A garbage truck seemingly drove around rail crossing safety gates before getting hit by an Amtrak train carrying Republican lawmakers to a retreat last month, according to federal investigators.
One passenger in the truck was killed and two others in the vehicle were injured in the Jan. 31 collision in Crozet, Virginia.
Visuals from a camera mounted on the front of the chartered train showed the gates were lowered at the time of the crash, according to an initial report issued Wednesday by the National Transportation Safety Board. Witnesses also told investigators that the truck had entered the crossing after the gates had gone down.
The train was traveling about 61 miles an hour when the engineer pulled the emergency brake, according to the agency’s preliminary findings.

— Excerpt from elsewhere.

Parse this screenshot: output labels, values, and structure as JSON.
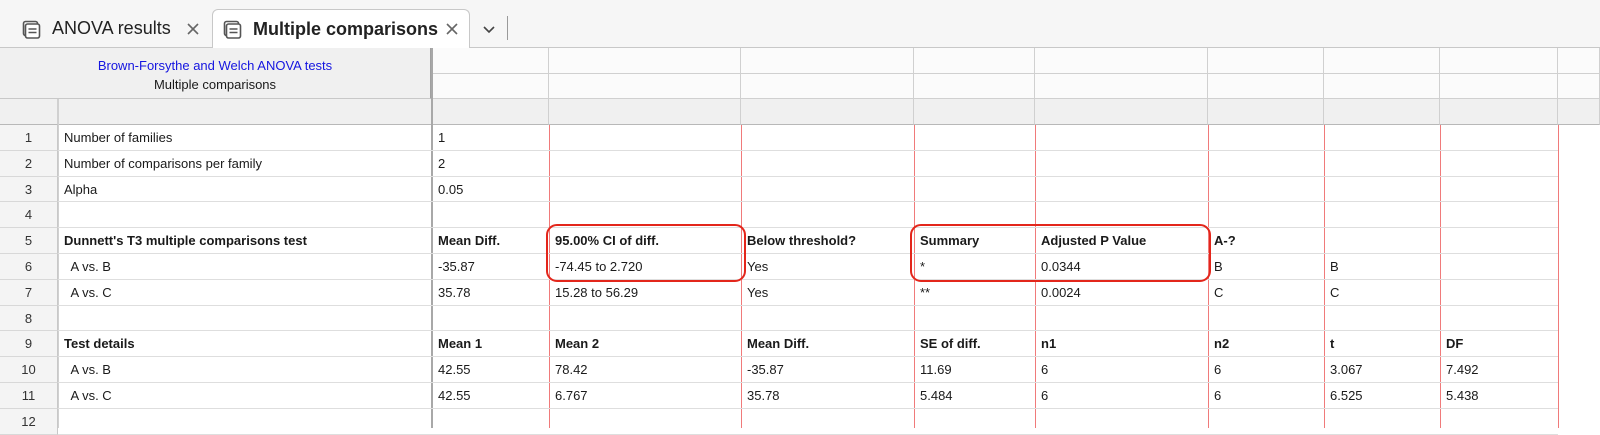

The train hit the rear of the refuse truck, which spun before hitting a railroad signal bungalow and ejecting two passengers, one of whom died.
Contacted by The Drive, an Amtrak spokesperson said the passenger railway would not comment on an incident that’s still under investigation by the NTSB.
The Amtrak train was ferrying dozens of GOP lawmakers, staff and family to a yearly retreat, which this year was held at a resort in White Sulphur Springs, West Virginia.
The crash is one of several involving Amtrak being investigated by the federal agency. In December, an Amtrak train derailed outside Seattle, killing three people and injuring about 100 others. And two people died earlier this month when an Amtrak train hit a parked freight train in South Carolina.
More than 2,000 crashes at U.S. train crossing killed 260 people and injured more than 800 in 2016, according to the Federal Railroad Administration, or FRA.